Well, here we are again, talking about Cohu. You know, I've been pretty open about my skepticism regarding this semiconductor equipment company for a while now, and honestly, their latest fourth-quarter earnings report, along with the subsequent guidance for Q1 2024, hasn't done much to shift my perspective. In fact, it's pretty much solidified my long-held bearish view. It feels like we're watching a movie we’ve seen before, and the plot isn’t getting any happier.
Let's just dive right into the numbers, shall we? Q4 2023 wasn't exactly a stellar performance. The company missed consensus estimates on both the top and bottom lines – revenue came in at $155.1 million against an expectation of $159.2 million, and their non-GAAP EPS was $0.16, falling short of the $0.19 analysts were looking for. Now, I know a small miss might not seem like the end of the world to some, but it's the direction and the context that really matter here. This wasn’t a strong finish to the year, not by a long shot.
But wait, there’s more, and it’s not good news. Their guidance for the first quarter of 2024 really sealed the deal for me. They're projecting revenue to be somewhere between $120 million and $130 million. Let's be clear: that's a pretty significant sequential drop from Q4, and it's a noticeable dip year-over-year too. On top of that, they're expecting a non-GAAP EPS loss in the range of -$0.10 to -$0.25. A loss, folks! When a company, especially one in the cyclical semiconductor space, is guiding for losses, it’s a big red flag waving right there.
What's truly at play here, beyond Cohu's specific operational hiccups, are the broader industry headwinds. We're still navigating a really tough patch in the semiconductor capital equipment market. There's this ongoing cycle of inventory adjustments that just won't seem to end, coupled with reduced capital expenditure by many chipmakers. Everyone's tightening their belts, waiting for a clearer signal of recovery. And Cohu, with its significant exposure to the mobile and computing end markets – areas that have been particularly sluggish – feels the pinch perhaps more acutely than some others.
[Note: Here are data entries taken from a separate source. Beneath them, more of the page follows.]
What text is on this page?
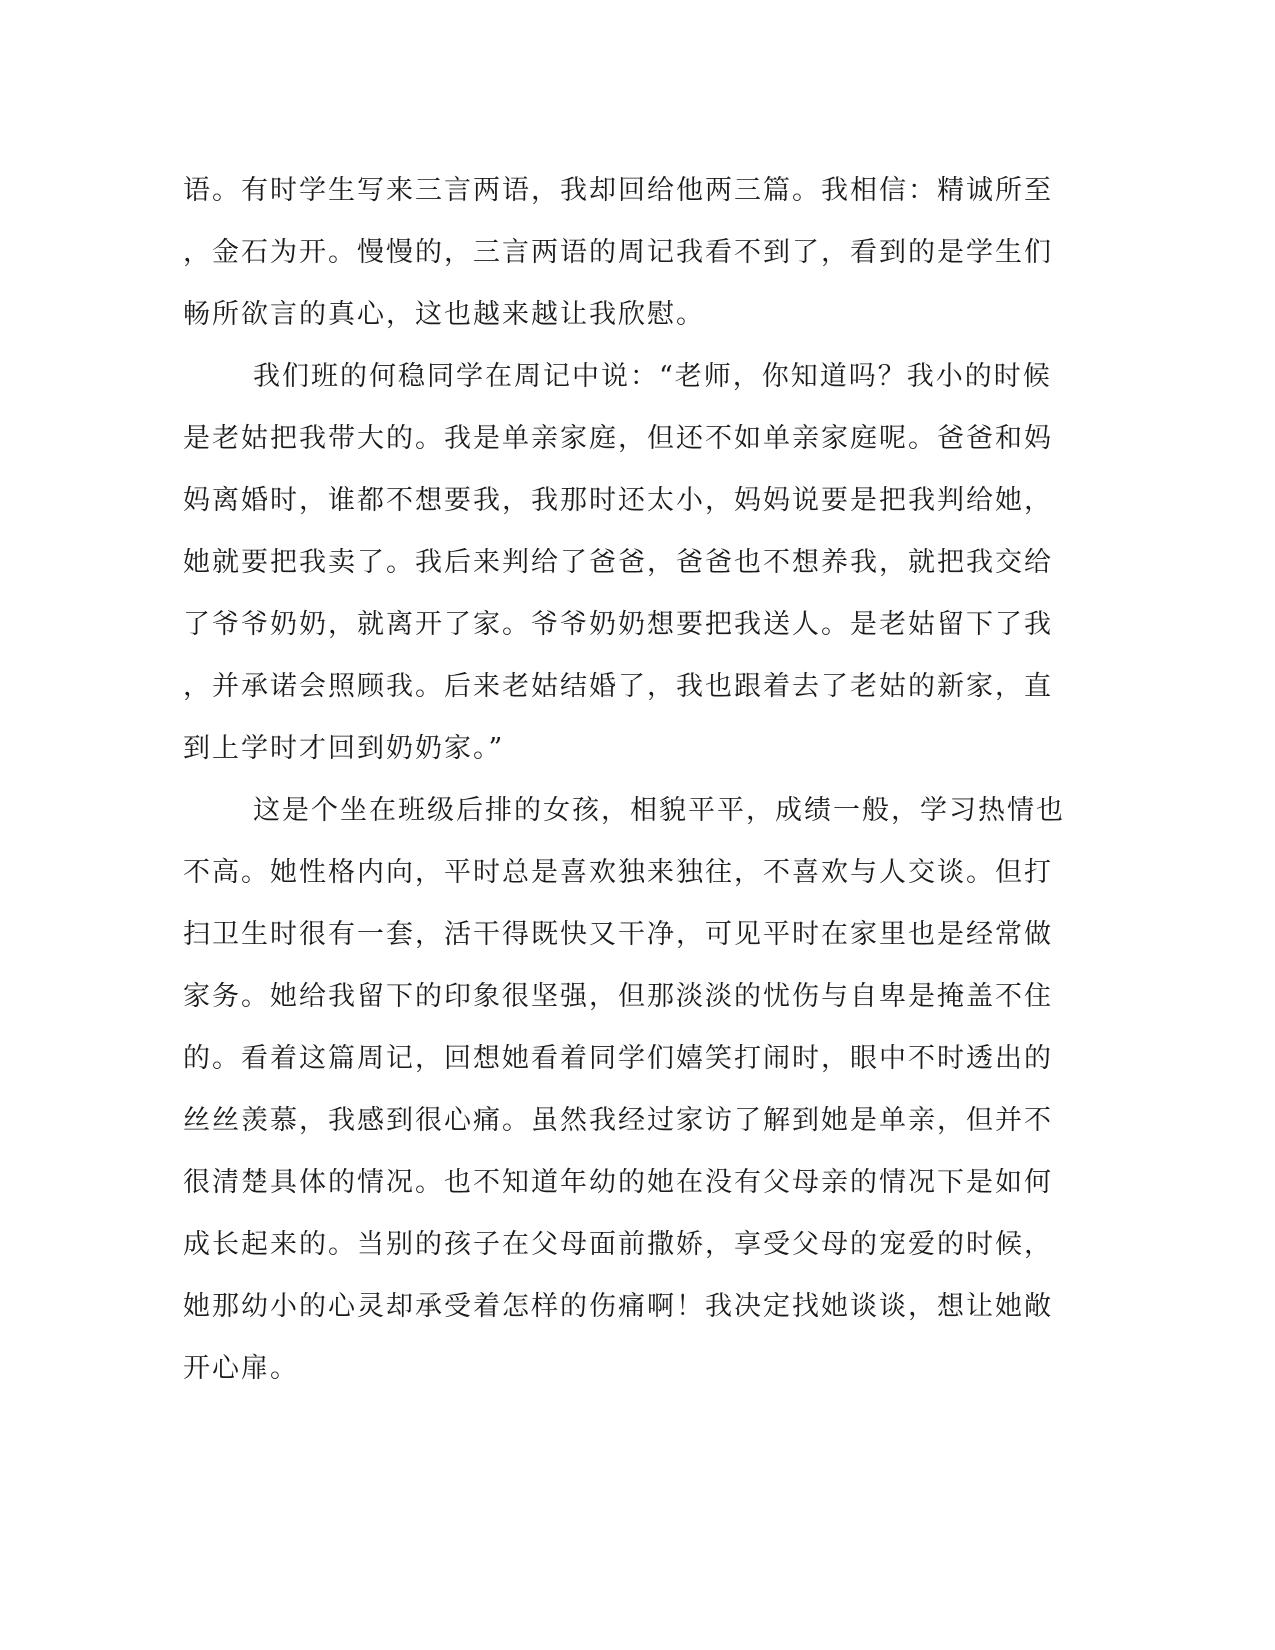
语。有时学生写来三言两语，我却回给他两三篇。我相信：精诚所至
，金石为开。慢慢的，三言两语的周记我看不到了，看到的是学生们
畅所欲言的真心，这也越来越让我欣慰。
我们班的何稳同学在周记中说：“老师，你知道吗？我小的时候
是老姑把我带大的。我是单亲家庭，但还不如单亲家庭呢。爸爸和妈
妈离婚时，谁都不想要我，我那时还太小，妈妈说要是把我判给她，
她就要把我卖了。我后来判给了爸爸，爸爸也不想养我，就把我交给
了爷爷奶奶，就离开了家。爷爷奶奶想要把我送人。是老姑留下了我
，并承诺会照顾我。后来老姑结婚了，我也跟着去了老姑的新家，直
到上学时才回到奶奶家。”
这是个坐在班级后排的女孩，相貌平平，成绩一般，学习热情也
不高。她性格内向，平时总是喜欢独来独往，不喜欢与人交谈。但打
扫卫生时很有一套，活干得既快又干净，可见平时在家里也是经常做
家务。她给我留下的印象很坚强，但那淡淡的忧伤与自卑是掩盖不住
的。看着这篇周记，回想她看着同学们嬉笑打闹时，眼中不时透出的
丝丝羡慕，我感到很心痛。虽然我经过家访了解到她是单亲，但并不
很清楚具体的情况。也不知道年幼的她在没有父母亲的情况下是如何
成长起来的。当别的孩子在父母面前撒娇，享受父母的宠爱的时候，
她那幼小的心灵却承受着怎样的伤痛啊！我决定找她谈谈，想让她敞
开心扉。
It's not just the top-line revenue that's suffering either; gross margins are also under pressure. When sales slow down and pricing power weakens, it invariably hits profitability, and we're seeing that here. Operating efficiently becomes incredibly challenging in such an environment, and it’s a constant uphill battle to maintain those margins. For a company like Cohu, which provides critical test and inspection handlers, contactors, and thermal subsystems – essentially the tools that ensure chips are good before they go into your phone or computer – demand directly mirrors the health of the overall chip market. And right now, that market isn't exactly radiating health.
Some might look at Cohu's current valuation and think, "Hey, maybe it's cheap!" And on paper, perhaps it appears that way. But you have to ask yourself, "Cheap compared to what?" If the underlying business fundamentals continue to deteriorate, if revenue keeps sliding and losses pile up, then a seemingly low valuation today might just be a fair reflection of future struggles. Frankly, I just don't see any compelling near-term catalysts that would fundamentally alter this trajectory. There's no clear sign of a significant uptick in demand for their equipment, no major new product cycle that promises to be a game-changer just around the corner.
So, where does that leave us? My conviction remains strong: I'm still bearish on Cohu. The latest earnings report and the forward guidance only reinforced my belief that the company faces an extended period of challenging market conditions. Until we see tangible signs of a broad recovery in semiconductor capital spending and, crucially, a stronger performance from Cohu itself – perhaps even a return to positive EPS guidance – I'll be watching from the sidelines, maintaining my cautious stance. It’s a tough environment out there, and Cohu, unfortunately, seems to be right in the thick of it.